Democrat Senator Unwittingly Made Pro-Life Point in Nazi Abortionist Story, Activists Say
Democrat Sen. Patrick Leahy of Vermont unwittingly proved the validity of a pro-life argument on Wednesday while sharing an anecdote to defend the United States Supreme Court's decision in 1973 to legalize abortion nationwide, pro-life activists say.
During the third day of Supreme Court nominee Neil Gorsuch's confirmation hearing before the Senate Judiciary Committee, Leahy, the former Senate president pro tempore, recalled what it was like in the "dark days" before the nation's high court issued its ruling in the landmark abortion case Roe v. Wade.
Leahy, who is currently the longest-serving Democratic senator, detailed his own experiences as a state's attorney in Vermont. He detailed a case in which he prosecuted somebody for procuring abortions.
"These are the dark days I don't want to get back to. I got a call from the police at 3 o'clock in the morning, I was state's attorney at the time. I went to the emergency room at our local hospital. A young co-ed nearly died from bleeding from a botched abortion. At that time it was illegal. We found out the person who procured them, he had done this with a number of people. He would then blackmail them for either sex or money."

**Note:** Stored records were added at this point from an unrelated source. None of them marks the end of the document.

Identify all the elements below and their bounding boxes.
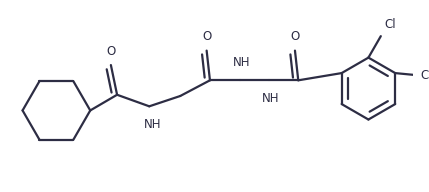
- Text: Cl: Cl: [384, 18, 396, 31]
- Text: NH: NH: [144, 118, 161, 131]
- Text: NH: NH: [233, 56, 251, 69]
- Text: O: O: [106, 45, 115, 58]
- Text: Cl: Cl: [420, 69, 429, 82]
- Text: NH: NH: [262, 92, 279, 105]
- Text: O: O: [202, 30, 211, 43]
- Text: O: O: [290, 30, 299, 43]
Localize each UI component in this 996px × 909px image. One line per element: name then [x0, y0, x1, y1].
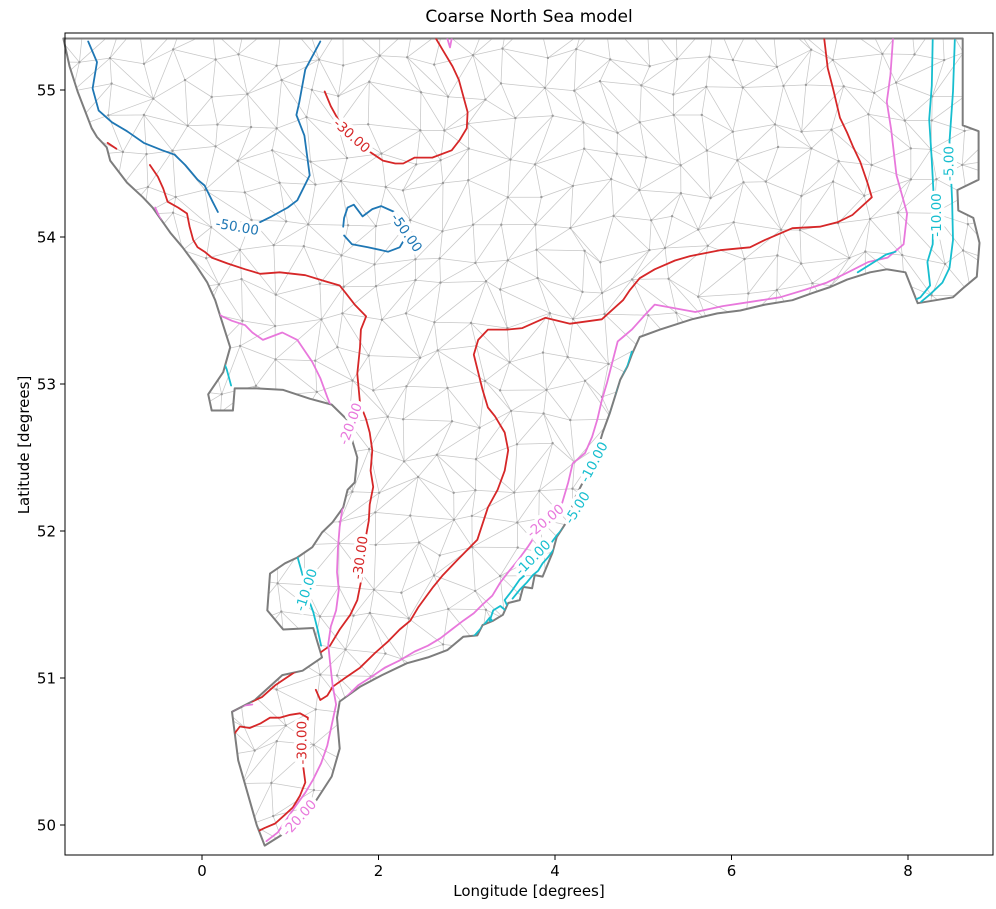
contour-line--30: [314, 38, 873, 701]
chart-title: Coarse North Sea model: [425, 7, 633, 27]
contour-label--30: -30.00: [294, 721, 310, 765]
contour-label--50: -50.00: [214, 216, 260, 239]
contour-label--5: -5.00: [562, 489, 594, 527]
contour-line--30: [149, 164, 375, 703]
contour-label--20: -20.00: [279, 797, 320, 840]
y-tick-label: 55: [37, 81, 56, 99]
x-axis-label: Longitude [degrees]: [453, 882, 605, 900]
x-tick-label: 0: [197, 862, 207, 880]
x-tick-label: 4: [550, 862, 560, 880]
contour-line--20: [446, 38, 453, 49]
contour-line--5: [920, 39, 956, 303]
contour-label--10: -10.00: [929, 193, 945, 237]
contour-line--50: [87, 40, 219, 213]
contour-label--30: -30.00: [330, 116, 373, 157]
contour-label--30: -30.00: [350, 535, 372, 580]
contour-label--20: -20.00: [336, 401, 366, 447]
contour-label--10: -10.00: [577, 439, 612, 485]
contour-line--10: [856, 250, 897, 274]
axes-frame: [64, 32, 994, 856]
y-tick-label: 50: [37, 816, 56, 834]
contour-line--10: [295, 552, 322, 647]
tick-layer: 0 2 4 6 8 50 51 52 53 54 55: [37, 81, 913, 880]
contour-label--10: -10.00: [292, 567, 321, 613]
contour-label--50: -50.00: [387, 211, 425, 256]
x-tick-label: 2: [374, 862, 384, 880]
contour-label--20: -20.00: [524, 501, 568, 541]
contour-line--10: [907, 39, 935, 305]
y-tick-label: 53: [37, 375, 56, 393]
contour-line--30: [106, 142, 118, 150]
contour-line--30: [323, 38, 469, 165]
contour-line--50: [255, 40, 322, 225]
x-tick-label: 8: [903, 862, 913, 880]
y-tick-label: 52: [37, 522, 56, 540]
contour-layer: [87, 38, 956, 843]
y-axis-label: Latitude [degrees]: [15, 375, 33, 515]
x-tick-label: 6: [727, 862, 737, 880]
y-tick-label: 51: [37, 669, 56, 687]
domain-boundary: [62, 37, 981, 847]
contour-line--50: [342, 203, 408, 253]
contour-line--30: [231, 712, 309, 834]
contour-line--20: [339, 38, 908, 709]
y-tick-label: 54: [37, 228, 56, 246]
contour-label--5: -5.00: [941, 146, 957, 181]
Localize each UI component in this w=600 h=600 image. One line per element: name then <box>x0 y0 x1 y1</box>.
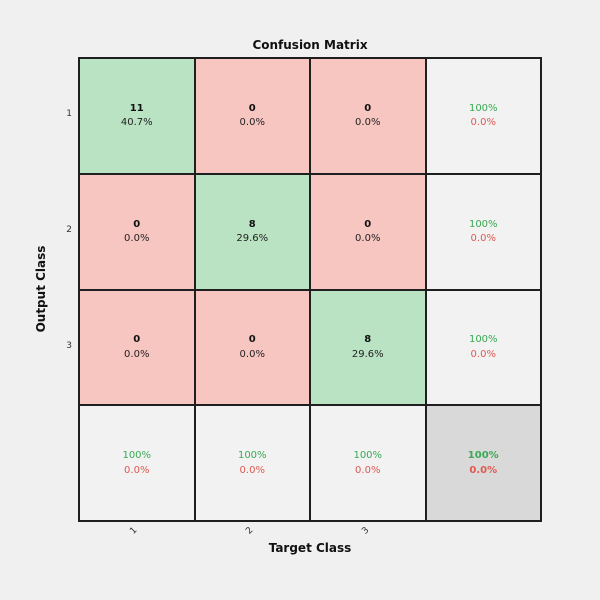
cell-positive-percent: 100% <box>122 450 152 462</box>
cell-negative-percent: 0.0% <box>470 117 496 129</box>
cell-positive-percent: 100% <box>468 218 498 230</box>
cell-positive-percent: 100% <box>467 450 499 462</box>
y-tick-3: 3 <box>66 341 72 351</box>
y-tick-2: 2 <box>66 225 72 235</box>
cell-positive-percent: 100% <box>237 450 267 462</box>
cell-count: 0 <box>364 102 372 114</box>
cell-percent: 29.6% <box>236 233 269 245</box>
x-tick-2: 2 <box>244 525 256 537</box>
cell-count: 0 <box>364 218 372 230</box>
cell-positive-percent: 100% <box>468 102 498 114</box>
cell-percent: 0.0% <box>355 233 381 245</box>
cell-row3-summary: 100% 0.0% <box>426 290 540 405</box>
cell-overall-summary: 100% 0.0% <box>426 406 540 520</box>
cell-count: 11 <box>129 102 144 114</box>
cell-negative-percent: 0.0% <box>239 464 265 476</box>
cell-percent: 0.0% <box>239 348 265 360</box>
cell-count: 0 <box>248 102 256 114</box>
chart-title: Confusion Matrix <box>252 38 368 52</box>
cell-negative-percent: 0.0% <box>470 233 496 245</box>
cell-negative-percent: 0.0% <box>470 348 496 360</box>
cell-count: 8 <box>248 218 256 230</box>
cell-output1-target3: 0 0.0% <box>311 59 425 173</box>
cell-percent: 0.0% <box>124 233 150 245</box>
cell-output1-target2: 0 0.0% <box>195 59 309 173</box>
x-tick-1: 1 <box>128 525 140 537</box>
x-axis-label: Target Class <box>268 541 352 555</box>
cell-percent: 0.0% <box>239 117 265 129</box>
y-axis-label: Output Class <box>34 245 48 333</box>
cell-count: 0 <box>133 334 141 346</box>
cell-row2-summary: 100% 0.0% <box>426 174 540 289</box>
cell-output3-target1: 0 0.0% <box>80 290 194 405</box>
cell-percent: 40.7% <box>120 117 153 129</box>
cell-negative-percent: 0.0% <box>124 464 150 476</box>
cell-output3-target2: 0 0.0% <box>195 290 309 405</box>
cell-output3-target3: 8 29.6% <box>311 290 425 405</box>
cell-col3-summary: 100% 0.0% <box>311 406 425 520</box>
cell-row1-summary: 100% 0.0% <box>426 59 540 173</box>
cell-col1-summary: 100% 0.0% <box>80 406 194 520</box>
y-tick-1: 1 <box>66 109 72 119</box>
cell-output2-target2: 8 29.6% <box>195 174 309 289</box>
cell-percent: 29.6% <box>351 348 384 360</box>
cell-count: 0 <box>133 218 141 230</box>
cell-negative-percent: 0.0% <box>355 464 381 476</box>
cell-percent: 0.0% <box>355 117 381 129</box>
cell-output1-target1: 11 40.7% <box>80 59 194 173</box>
cell-positive-percent: 100% <box>468 334 498 346</box>
cell-output2-target1: 0 0.0% <box>80 174 194 289</box>
cell-col2-summary: 100% 0.0% <box>195 406 309 520</box>
cell-negative-percent: 0.0% <box>469 464 498 476</box>
cell-positive-percent: 100% <box>353 450 383 462</box>
cell-output2-target3: 0 0.0% <box>311 174 425 289</box>
cell-count: 0 <box>248 334 256 346</box>
x-tick-3: 3 <box>360 525 372 537</box>
cell-count: 8 <box>364 334 372 346</box>
confusion-matrix-grid: 11 40.7% 0 0.0% 0 0.0% 100% 0.0% 0 0.0% … <box>78 57 542 522</box>
cell-percent: 0.0% <box>124 348 150 360</box>
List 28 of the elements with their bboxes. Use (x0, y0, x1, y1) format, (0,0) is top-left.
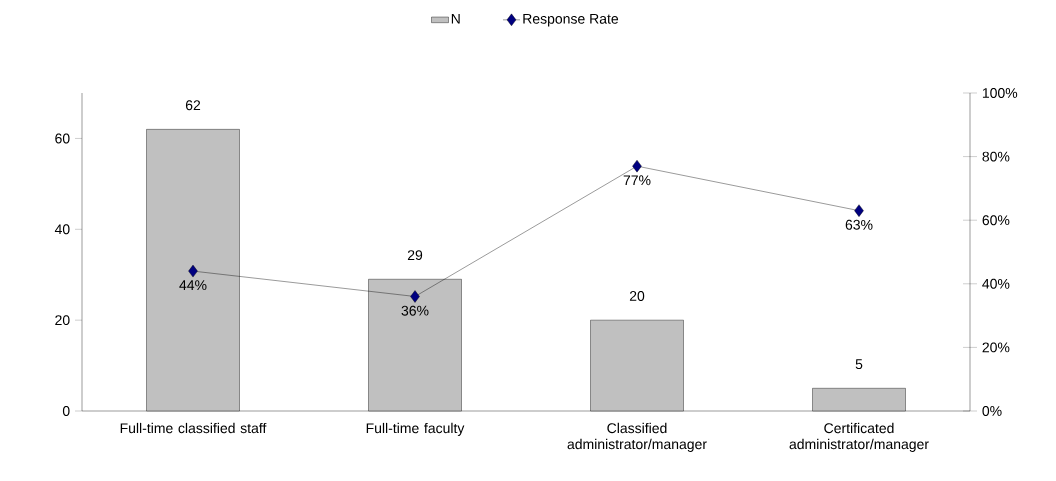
y2-tick-label: 100% (982, 88, 1018, 98)
x-tick-label: Full-time faculty (366, 422, 465, 436)
y-tick-label: 20 (55, 315, 70, 326)
point (632, 159, 642, 173)
x-tick-label: Certificated administrator/manager (789, 422, 929, 452)
legend-label: Response Rate (523, 14, 619, 27)
legend-label: N (451, 14, 460, 24)
y2-tick-label: 20% (982, 342, 1010, 353)
data-label: 5 (855, 359, 863, 370)
y2-tick-label: 60% (982, 215, 1010, 226)
point (410, 290, 420, 303)
data-label: 77% (623, 175, 651, 186)
y-tick-label: 40 (54, 224, 70, 235)
x-tick-label: Classified administrator/manager (567, 422, 707, 452)
data-label: 36% (401, 305, 429, 316)
data-label: 44% (179, 280, 207, 291)
data-label: 62 (185, 100, 201, 111)
data-label: 63% (845, 219, 873, 230)
point (854, 204, 864, 217)
y2-tick-label: 0% (982, 406, 1002, 416)
x-tick-label: Full-time classified staff (120, 422, 267, 434)
y2-tick-label: 40% (982, 278, 1010, 289)
y-tick-label: 60 (55, 133, 70, 144)
y2-tick-label: 80% (982, 151, 1010, 162)
data-label: 20 (629, 291, 645, 301)
point (188, 264, 198, 278)
y-tick-label: 0 (62, 406, 70, 416)
data-label: 29 (407, 250, 423, 261)
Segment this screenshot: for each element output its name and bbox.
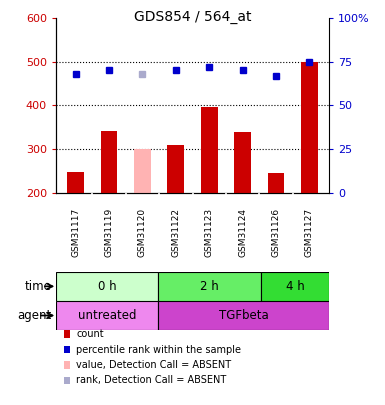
Bar — [67, 172, 84, 193]
Text: 2 h: 2 h — [200, 280, 219, 293]
Text: GSM31123: GSM31123 — [205, 208, 214, 257]
Text: untreated: untreated — [78, 309, 136, 322]
Bar — [167, 145, 184, 193]
Text: value, Detection Call = ABSENT: value, Detection Call = ABSENT — [76, 360, 231, 370]
Text: time: time — [25, 280, 52, 293]
Text: TGFbeta: TGFbeta — [219, 309, 269, 322]
Text: GSM31124: GSM31124 — [238, 208, 247, 257]
Text: 0 h: 0 h — [98, 280, 116, 293]
Text: 4 h: 4 h — [286, 280, 305, 293]
Text: GDS854 / 564_at: GDS854 / 564_at — [134, 10, 251, 24]
Bar — [261, 272, 329, 301]
Bar — [234, 132, 251, 193]
Text: GSM31117: GSM31117 — [71, 208, 80, 257]
Bar — [268, 173, 284, 193]
Text: rank, Detection Call = ABSENT: rank, Detection Call = ABSENT — [76, 375, 226, 385]
Bar — [158, 272, 261, 301]
Text: GSM31126: GSM31126 — [271, 208, 280, 257]
Text: agent: agent — [18, 309, 52, 322]
Bar — [301, 62, 318, 193]
Bar — [134, 149, 151, 193]
Bar — [201, 107, 218, 193]
Text: GSM31119: GSM31119 — [105, 208, 114, 257]
Bar — [56, 301, 158, 330]
Bar — [158, 301, 329, 330]
Bar — [56, 272, 158, 301]
Text: GSM31120: GSM31120 — [138, 208, 147, 257]
Text: GSM31122: GSM31122 — [171, 208, 180, 257]
Text: percentile rank within the sample: percentile rank within the sample — [76, 345, 241, 354]
Text: GSM31127: GSM31127 — [305, 208, 314, 257]
Bar — [101, 131, 117, 193]
Text: count: count — [76, 329, 104, 339]
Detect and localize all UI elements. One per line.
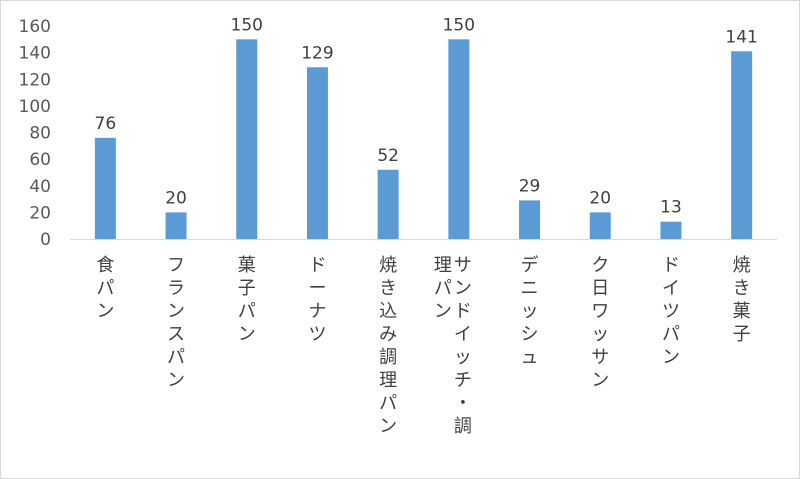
- category-label-9: 焼き菓子: [733, 255, 751, 345]
- data-label-9: 141: [725, 27, 757, 47]
- category-label-7: ク日ワッサン: [591, 255, 609, 391]
- bar-6: [519, 200, 541, 239]
- data-label-4: 52: [377, 146, 399, 166]
- y-tick-label-6: 120: [19, 70, 51, 90]
- y-tick-label-5: 100: [19, 97, 51, 117]
- y-tick-label-2: 40: [29, 177, 51, 197]
- category-labels: 食パン フランスパン 菓子パン ドーナツ 焼き込み調理パン サンドイッチ・調理パン デニッシ…: [96, 255, 750, 437]
- data-label-5: 150: [443, 15, 475, 35]
- data-labels: 76 20 150 129 52 150 29 20 13 141: [95, 15, 758, 217]
- data-label-1: 20: [165, 188, 187, 208]
- bar-8: [660, 221, 682, 239]
- bars: [94, 39, 753, 240]
- bar-7: [589, 212, 611, 239]
- category-label-6: デニッシュ: [521, 255, 539, 368]
- data-label-0: 76: [95, 114, 117, 134]
- category-label-5: サンドイッチ・調理パン: [434, 255, 472, 437]
- data-label-6: 29: [519, 176, 541, 196]
- category-label-3: ドーナツ: [308, 255, 326, 345]
- data-label-8: 13: [660, 198, 682, 218]
- y-tick-label-3: 60: [29, 150, 51, 170]
- data-label-2: 150: [231, 15, 263, 35]
- data-label-3: 129: [301, 43, 333, 63]
- bar-9: [731, 51, 753, 240]
- category-label-2: 菓子パン: [238, 255, 256, 345]
- y-tick-label-4: 80: [29, 124, 51, 144]
- data-label-7: 20: [589, 188, 611, 208]
- bar-0: [94, 137, 116, 239]
- bar-1: [165, 212, 187, 239]
- category-label-0: 食パン: [96, 255, 114, 322]
- category-label-1: フランスパン: [167, 255, 185, 391]
- bar-3: [306, 67, 328, 239]
- category-label-8: ドイツパン: [662, 255, 680, 368]
- y-tick-label-7: 140: [19, 44, 51, 64]
- y-tick-label-8: 160: [19, 17, 51, 37]
- bar-2: [236, 39, 258, 239]
- bar-4: [377, 169, 399, 239]
- y-tick-label-1: 20: [29, 203, 51, 223]
- y-tick-label-0: 0: [40, 230, 51, 250]
- bar-5: [448, 39, 470, 239]
- y-axis-ticks: 0 20 40 60 80 100 120 140 160: [19, 17, 51, 250]
- category-label-4: 焼き込み調理パン: [379, 255, 397, 437]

"When I brought it to trial, we found that the person doing the abortion was from Montreal. ... She was there [at the trial], two Canadian royal mounties escorted her. I pointed out to the defense attorney that the evidence will show that she was trained to do these abortions working for the SS at Auschwitz so she could abort the women prisoners that they had impregnated so that they could keep on using those women that way before they put them in the gas chambers."
Even though Leahy was trying to piggyback off of a point made by Sen. Dianne Feinstein, D-Calif., that illegalizing abortion would force vulnerable pregnant mothers to seek illegal and unsafe abortions, pro-life activists and legal experts are arguing that Leahy "inadvertently" proved the need to issue standard safety regulations for abortion clinics.
Last year, the Supreme Court struck down a Texas law requiring abortionists to have admitting privileges at nearby hospitals and abortion clinics to have sterilized surgical facilities. Pro-life activists at the time argued that the court gave the abortion industry a "free pass."
"Senator Leahy inadvertently made a key pro-life point by discussing his prosecution of an abortionist trained by Nazis at Auschwitz," Carrie Severino, the chief counsel and policy director at the conservative Judicial Crisis Network, said in a statement shared with The Christian Post. "Perhaps he needs to think more deeply about the significance of what he just entered into the congressional record."
According to Jeanne Mancini, president of the March for Life, Leahy "just reaffirmed why abortion industry health regulations should not continue to be given a pass."
"As his account details, the practice of abortion has a long and violent history of exploiting women and continues to do so for profit under the legal protection of Roe v. Wade," Mancini asserted in a statement shared with CP. "Horrific cases like the one described by Sen. Leahy reminds us of the need for the deep and unwavering desire to protect all human life that Judge Neil Gorsuch will undoubtedly bring to the Supreme Court bench."
Marjorie Dannenfelser, president of the national pro-life lobbying organization Susan B. Anthony List, took to Twitter to assert that Leahy's abortionist anecdote "backfires."
.@SenatorLeahy's Nazi Abortionist Story Backfires - #Abortion is Exploitation https://t.co/rFuHNOg9ym#GorsuchHearing#ProLife#ProWoman
— MarjorieDannenfelser (@marjoriesba) March 22, 2017
"Legalization didn't change the brutal reality of abortion," she wrote in another tweet.
Maureen Ferguson, a senior policy advisory with The Catholic Association, said in a statement that Leahy needs to "open his eyes to the prevalence of such incompetent and unethical doctors today under Roe's regime of legal abortion."
"Just one gruesome example is Dr. Kermit Gosnell who operated without a safety inspection for 17 years despite his horrific practices that ultimately resulted in his conviction for murder," Ferguson stated. "This factsheet documents that today's legal abortion industry is notoriously unregulated, health and safety violations are commonplace, and it attracts a disproportionate number of seedy doctors who take advantage of vulnerable women."